A 54-page report compiled by PricewaterhouseCoopers for the World Gold Council revealed that the significance of gold mining to a national economy was greatest in PNG.
Gold mining contributes a total of 15% of PNG’s gross domestic product, followed by Ghana (8%) and Tanzania (6%).
The report states gold mining is one of the most significant sources of wealth creation in the economy, especially when added to the indirect and induced effects of gold mining.
It covers gold's use in jewellery through to manufacturing and employment, supply and demand, fabrication and consumption and investment.
Global gold supply reached 4,477 tonnes in 2012 with approximately two thirds coming from mining and one third from the recycling of gold, with gold exports totalling 26% of exports in PNG.
The employment supported by gold mines is an alternative measure of economic contribution, with total direct employment in gold mining across PNG reaching an estimated 16,100.
PNG ranks 13th in a list of major gold producing countries with a production of 57t and a 2% share of global gold production.
World Gold Council chairman and New Gold executive chairman Randall Oliphant said the report was both ground-breaking in scope and timely in its analysis.
“It addresses, for the first time, the direct economic impact of gold on the global economy, and does so in a way which is objective in stance and rigorous in its treatment of complex data,” Oliphant said in the document’s foreword.
“The report is unique in looking at an entire value chain, including gold mining, refining, and fabrication and consumption.
“This is a time of change for the entire gold industry.
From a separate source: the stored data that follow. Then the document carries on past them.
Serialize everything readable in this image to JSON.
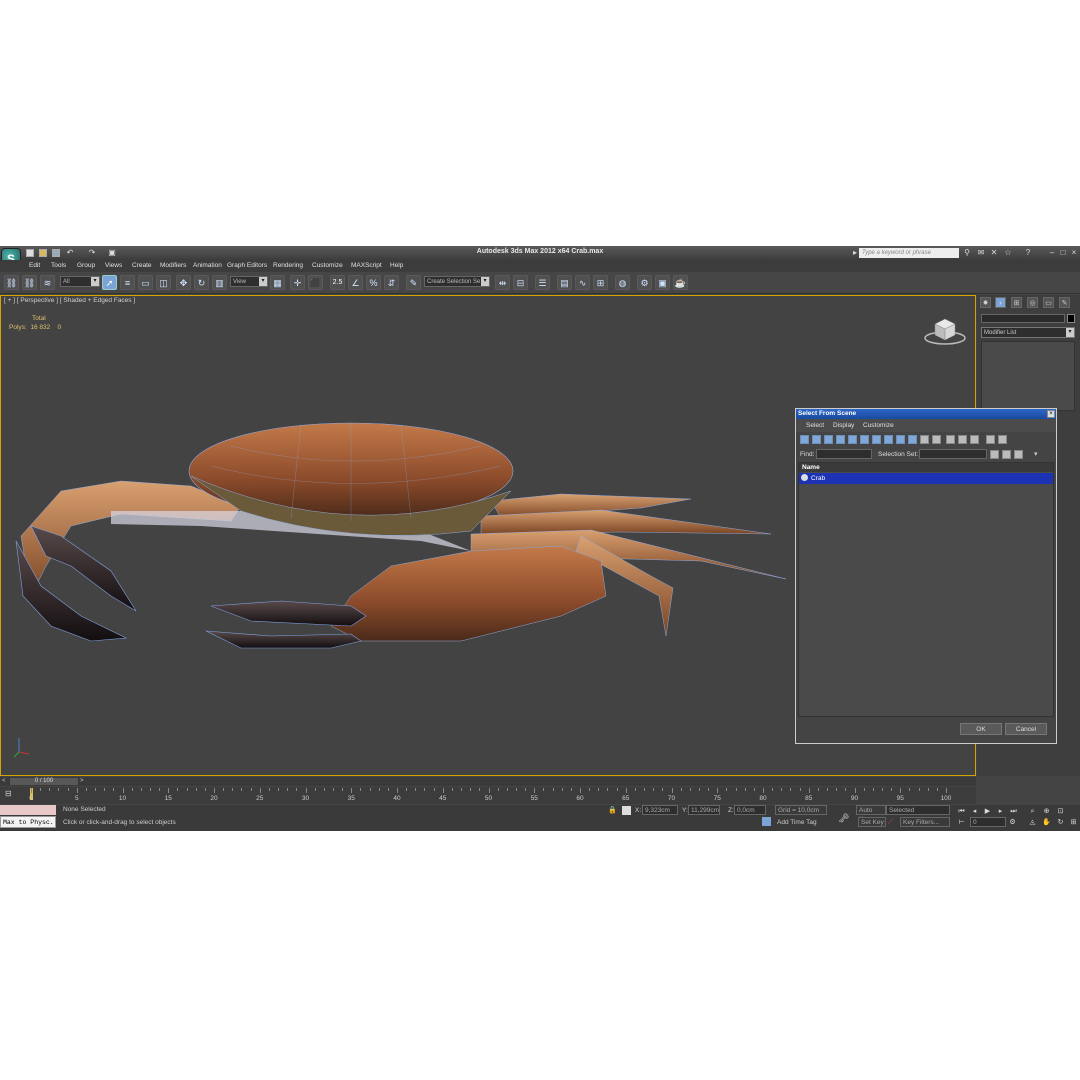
{
  "app": {
    "title": "Autodesk 3ds Max  2012 x64      Crab.max",
    "search_placeholder": "Type a keyword or phrase"
  },
  "menu": [
    "Edit",
    "Tools",
    "Group",
    "Views",
    "Create",
    "Modifiers",
    "Animation",
    "Graph Editors",
    "Rendering",
    "Customize",
    "MAXScript",
    "Help"
  ],
  "toolbar": {
    "selection_filter": "All",
    "reference_coord": "View",
    "snap_value": "2.5",
    "named_selection": "Create Selection Se"
  },
  "viewport": {
    "label": "[ + ] [ Perspective ] [ Shaded + Edged Faces ]",
    "stats_header": "Total",
    "polys_label": "Polys:",
    "polys_value": "16 832",
    "polys_selected": "0"
  },
  "command_panel": {
    "modifier_list": "Modifier List"
  },
  "dialog": {
    "title": "Select From Scene",
    "menu": [
      "Select",
      "Display",
      "Customize"
    ],
    "find_label": "Find:",
    "selection_set_label": "Selection Set:",
    "column_name": "Name",
    "rows": [
      "Crab"
    ],
    "ok": "OK",
    "cancel": "Cancel"
  },
  "timeline": {
    "frame_counter": "0 / 100",
    "ticks": [
      "0",
      "5",
      "10",
      "15",
      "20",
      "25",
      "30",
      "35",
      "40",
      "45",
      "50",
      "55",
      "60",
      "65",
      "70",
      "75",
      "80",
      "85",
      "90",
      "95",
      "100"
    ]
  },
  "status": {
    "maxscript": "Max to Physc.",
    "selection": "None Selected",
    "prompt": "Click or click-and-drag to select objects",
    "x_label": "X:",
    "x_value": "9,323cm",
    "y_label": "Y:",
    "y_value": "11,299cm",
    "z_label": "Z:",
    "z_value": "0,0cm",
    "grid": "Grid = 10,0cm",
    "add_time_tag": "Add Time Tag",
    "auto_key": "Auto Key",
    "set_key": "Set Key",
    "key_mode": "Selected",
    "key_filters": "Key Filters...",
    "current_frame": "0"
  }
}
The mining sector is facing a barrage of converging challenges; increasing costs, ever higher expectations from a wide range of stakeholders and a gold price which could call in to question the viability of some projects and lead to a contraction in supply.”
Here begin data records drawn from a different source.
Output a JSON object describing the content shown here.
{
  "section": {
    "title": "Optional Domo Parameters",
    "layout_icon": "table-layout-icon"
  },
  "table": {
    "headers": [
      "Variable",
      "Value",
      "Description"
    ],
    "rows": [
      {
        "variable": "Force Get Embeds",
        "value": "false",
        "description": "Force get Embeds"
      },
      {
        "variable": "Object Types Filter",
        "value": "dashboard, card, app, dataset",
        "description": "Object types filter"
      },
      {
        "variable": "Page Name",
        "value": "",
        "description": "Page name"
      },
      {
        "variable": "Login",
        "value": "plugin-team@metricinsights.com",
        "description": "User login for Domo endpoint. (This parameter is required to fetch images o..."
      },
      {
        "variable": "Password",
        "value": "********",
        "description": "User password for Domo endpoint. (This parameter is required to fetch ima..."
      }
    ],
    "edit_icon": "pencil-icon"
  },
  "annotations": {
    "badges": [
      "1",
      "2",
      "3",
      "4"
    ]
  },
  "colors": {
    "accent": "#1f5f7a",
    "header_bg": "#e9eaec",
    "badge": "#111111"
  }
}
Oliphant noted demand was increasing, fuelled by expanding middle classes in Asia, diversification of reserve assets by central banks and a growing desire for physical gold amongst many Western savers.
He added: “I believe that it is only on the basis of a more realistic and better rounded understanding of gold’s true impact on our global community that the gold industry can further develop and sustain effective partnerships with all our stakeholders.”